Но слова утешения не действовали на Олю. Кирилл в тюрьме, а она тут на берегу теплого моря прохлаждается.
Сьюзен старалась отвлечь подругу:
– Слетаем в Париж? Разыщем отца детдомовской девочки. Сделаем подарок тете Сабрине. Я ей еще не говорила об этом. Если не получится, она будет расстраиваться. Больше тебе скажу, по телефонной книге я уже отыскала два десятка людей с такими же фамилией и именем, как те, что ты мне сообщила.
– Да, и что?
– Обзвонила уже нескольких. Пока ничего.
– Надо отбросить нечернокожих, – подсказала Оля, – список сократится.
– Как ты себе представляешь, я начну разговор с цвета кожи: «Извините, вы не чернокожий мужчина двадцати восьми лет, который зачал в Москве дочь по имени Мадлен»?
– Нет,
– А как?
– Ты права. Нужно поделикатнее. Давай, я попробую. Может, мне удобнее, я ведь с акцентом говорю по-французски. Мне больше сочувствия. Меньше обид. Я хоть без дела сидеть не буду. А то столько плохих мыслей в голове!
Первый же звонок оказался удачным. Оля попала в точку.
– Видишь, как тебе повезло! – радовалась Сьюзен. – И отец Мадлен отыскался, и обрадовался, что мы поможем ему забрать дочь, и даже не возражал отдать ее тете Сабрине на воспитание.

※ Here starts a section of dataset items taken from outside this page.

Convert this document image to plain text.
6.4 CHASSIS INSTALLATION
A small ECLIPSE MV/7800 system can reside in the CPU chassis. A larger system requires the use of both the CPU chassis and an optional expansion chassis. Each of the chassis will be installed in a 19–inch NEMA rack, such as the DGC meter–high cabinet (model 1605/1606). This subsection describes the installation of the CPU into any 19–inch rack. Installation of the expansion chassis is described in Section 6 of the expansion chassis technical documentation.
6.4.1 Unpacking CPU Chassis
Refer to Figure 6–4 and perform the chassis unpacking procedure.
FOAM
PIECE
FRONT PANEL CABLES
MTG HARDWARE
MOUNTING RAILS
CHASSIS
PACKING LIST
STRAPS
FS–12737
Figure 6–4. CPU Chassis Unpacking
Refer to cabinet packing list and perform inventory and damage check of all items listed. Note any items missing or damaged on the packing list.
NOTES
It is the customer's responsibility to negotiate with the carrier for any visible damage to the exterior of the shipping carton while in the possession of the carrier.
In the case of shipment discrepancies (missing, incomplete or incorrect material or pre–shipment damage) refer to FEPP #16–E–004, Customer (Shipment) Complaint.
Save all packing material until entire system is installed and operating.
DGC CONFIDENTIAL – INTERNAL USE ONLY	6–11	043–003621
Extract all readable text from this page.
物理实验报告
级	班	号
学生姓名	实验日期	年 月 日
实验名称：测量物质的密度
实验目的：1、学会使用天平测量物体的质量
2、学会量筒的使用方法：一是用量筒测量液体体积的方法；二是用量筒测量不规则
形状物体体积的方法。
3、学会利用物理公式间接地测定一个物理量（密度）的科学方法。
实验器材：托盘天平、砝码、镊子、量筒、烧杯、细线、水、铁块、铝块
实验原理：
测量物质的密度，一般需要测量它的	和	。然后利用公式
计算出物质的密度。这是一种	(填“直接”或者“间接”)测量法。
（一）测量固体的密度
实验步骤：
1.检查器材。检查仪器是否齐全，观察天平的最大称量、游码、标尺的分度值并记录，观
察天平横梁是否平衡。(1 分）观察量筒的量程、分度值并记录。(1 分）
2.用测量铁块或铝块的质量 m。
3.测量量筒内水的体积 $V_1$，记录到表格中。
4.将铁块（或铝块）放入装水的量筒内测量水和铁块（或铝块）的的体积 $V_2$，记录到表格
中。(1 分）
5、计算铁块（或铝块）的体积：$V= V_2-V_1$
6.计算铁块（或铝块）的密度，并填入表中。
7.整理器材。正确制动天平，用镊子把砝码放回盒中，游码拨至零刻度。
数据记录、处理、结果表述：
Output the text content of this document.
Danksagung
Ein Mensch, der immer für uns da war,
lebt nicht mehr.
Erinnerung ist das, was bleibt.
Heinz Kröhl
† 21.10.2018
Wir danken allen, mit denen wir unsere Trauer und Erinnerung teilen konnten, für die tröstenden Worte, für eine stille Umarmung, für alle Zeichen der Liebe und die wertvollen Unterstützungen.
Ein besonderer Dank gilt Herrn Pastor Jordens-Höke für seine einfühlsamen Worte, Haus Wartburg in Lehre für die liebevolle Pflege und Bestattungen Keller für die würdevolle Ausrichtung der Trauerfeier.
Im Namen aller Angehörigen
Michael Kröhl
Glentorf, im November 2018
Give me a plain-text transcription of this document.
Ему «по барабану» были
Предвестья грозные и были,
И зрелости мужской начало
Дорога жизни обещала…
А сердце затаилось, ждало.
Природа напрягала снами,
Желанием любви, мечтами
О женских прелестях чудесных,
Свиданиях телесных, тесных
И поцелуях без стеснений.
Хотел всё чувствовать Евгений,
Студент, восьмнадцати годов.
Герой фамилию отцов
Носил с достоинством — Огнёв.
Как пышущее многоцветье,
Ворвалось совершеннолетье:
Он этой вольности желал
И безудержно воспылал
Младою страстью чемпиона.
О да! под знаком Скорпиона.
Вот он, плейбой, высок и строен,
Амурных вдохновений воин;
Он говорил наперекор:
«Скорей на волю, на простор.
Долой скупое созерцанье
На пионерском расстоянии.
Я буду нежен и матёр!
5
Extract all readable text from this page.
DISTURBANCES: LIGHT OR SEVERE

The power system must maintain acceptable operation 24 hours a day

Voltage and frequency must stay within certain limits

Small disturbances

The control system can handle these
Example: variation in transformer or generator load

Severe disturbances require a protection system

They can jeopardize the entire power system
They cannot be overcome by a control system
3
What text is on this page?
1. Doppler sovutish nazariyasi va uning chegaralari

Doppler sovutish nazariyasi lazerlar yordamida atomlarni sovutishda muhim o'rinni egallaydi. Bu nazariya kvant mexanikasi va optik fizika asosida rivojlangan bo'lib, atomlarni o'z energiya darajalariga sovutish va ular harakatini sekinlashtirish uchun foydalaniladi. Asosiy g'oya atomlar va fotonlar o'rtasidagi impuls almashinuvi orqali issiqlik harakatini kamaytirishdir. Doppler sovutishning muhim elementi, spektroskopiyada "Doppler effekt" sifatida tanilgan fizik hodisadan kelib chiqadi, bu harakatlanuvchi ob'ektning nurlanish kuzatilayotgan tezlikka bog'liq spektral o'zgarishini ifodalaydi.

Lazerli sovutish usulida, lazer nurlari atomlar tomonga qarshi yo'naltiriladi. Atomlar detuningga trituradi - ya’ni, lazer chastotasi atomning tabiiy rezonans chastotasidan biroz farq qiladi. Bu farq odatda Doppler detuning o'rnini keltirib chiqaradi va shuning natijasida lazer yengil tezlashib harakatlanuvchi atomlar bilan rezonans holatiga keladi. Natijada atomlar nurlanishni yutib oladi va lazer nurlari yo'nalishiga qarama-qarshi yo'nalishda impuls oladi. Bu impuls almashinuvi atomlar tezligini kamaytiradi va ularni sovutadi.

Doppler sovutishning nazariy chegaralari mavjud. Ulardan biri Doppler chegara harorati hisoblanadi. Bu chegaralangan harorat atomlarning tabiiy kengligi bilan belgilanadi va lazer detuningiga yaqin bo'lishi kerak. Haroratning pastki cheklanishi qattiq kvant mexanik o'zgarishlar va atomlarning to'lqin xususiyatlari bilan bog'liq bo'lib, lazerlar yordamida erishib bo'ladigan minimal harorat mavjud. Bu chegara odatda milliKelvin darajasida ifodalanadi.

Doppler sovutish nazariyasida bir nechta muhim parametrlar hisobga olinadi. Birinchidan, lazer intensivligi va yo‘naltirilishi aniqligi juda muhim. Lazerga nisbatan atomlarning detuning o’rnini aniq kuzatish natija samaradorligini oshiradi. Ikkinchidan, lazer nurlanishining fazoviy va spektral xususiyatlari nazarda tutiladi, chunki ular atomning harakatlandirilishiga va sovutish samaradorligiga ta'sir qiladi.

– Да, сказал, что и сам бы давно ее забрал из Москвы, если бы было на что содержать. Он снимает комнатушку где-то на окраине Парижа. Работа так себе и непостоянная. Родители живут в Марокко, тоже не богачи. Так что все складывается как нельзя лучше. Но могу тебе сказать, что он тоже аккуратно так поинтересовался, какой цвет кожи у тети Сабрины.
– А ты?
– Сказала, что замечательный – и души, и кожи.
– Так и сказала?
– Да.
– Он рассмеялся и объяснил, чего опасается.
– Чего же?
– Одно дело – когда чернокожая девочка живет в коллективе, где дети по природе своей интернационалисты, другое – в семье, где ее могут недолюбливать именно из-за цвета кожи.
– Надеюсь, ты не огорчила его известием, что у вас она пострадала именно из-за этого?
– Конечно, нет. Теперь можно обрадовать тетю Сабрину?
– Нужно! Такого подарка из Москвы она не ожидает. Кстати, давным-давно ей предсказал один экстрасенс, что у нее будет чернокожая девочка. Все посмеялись и забыли, а судьбу действительно не проведешь! Только, как ты думаешь, там у вас получится наверняка?
Оля задумалась.
– Понимаешь, в метриках Мадлен присутствует запись об отце.
– Что это значит?
– Несмотря на то что она уже гражданка России, но имеющая отца во Франции, думаю, он вправе распорядиться ее судьбой.
– А мать принимает участие в решении этого вопроса?
– Нет. Она отказалась от нее. Теперь вместо матери наше государство.
– Государство должно быть заинтересовано в передаче ребенка отцу. Это же логично?
– За государство этот вопрос решают чиновники. Они люди. А люди не всегда поступают по логике, по справедливости.
– А чем же они руководствуются?
– Порой личной выгодой.
– Не понимаю, какая личная выгода, если ребенок остается в детском доме?
– Если в детском доме – никакой, а если можно на разрешении о выезде к отцу что-нибудь заработать...
– Не могу поверить! У них же есть свои дети!
– Есть, и их надо кормить, а денег мало.
– Их за это покарает Бог и их детей тоже, – не найдя больше никаких способов борьбы с несправедливостью, заключила Сьюзен и, задумавшись, спросила: – А много нужно денег, чтобы заплатить этим злым людям?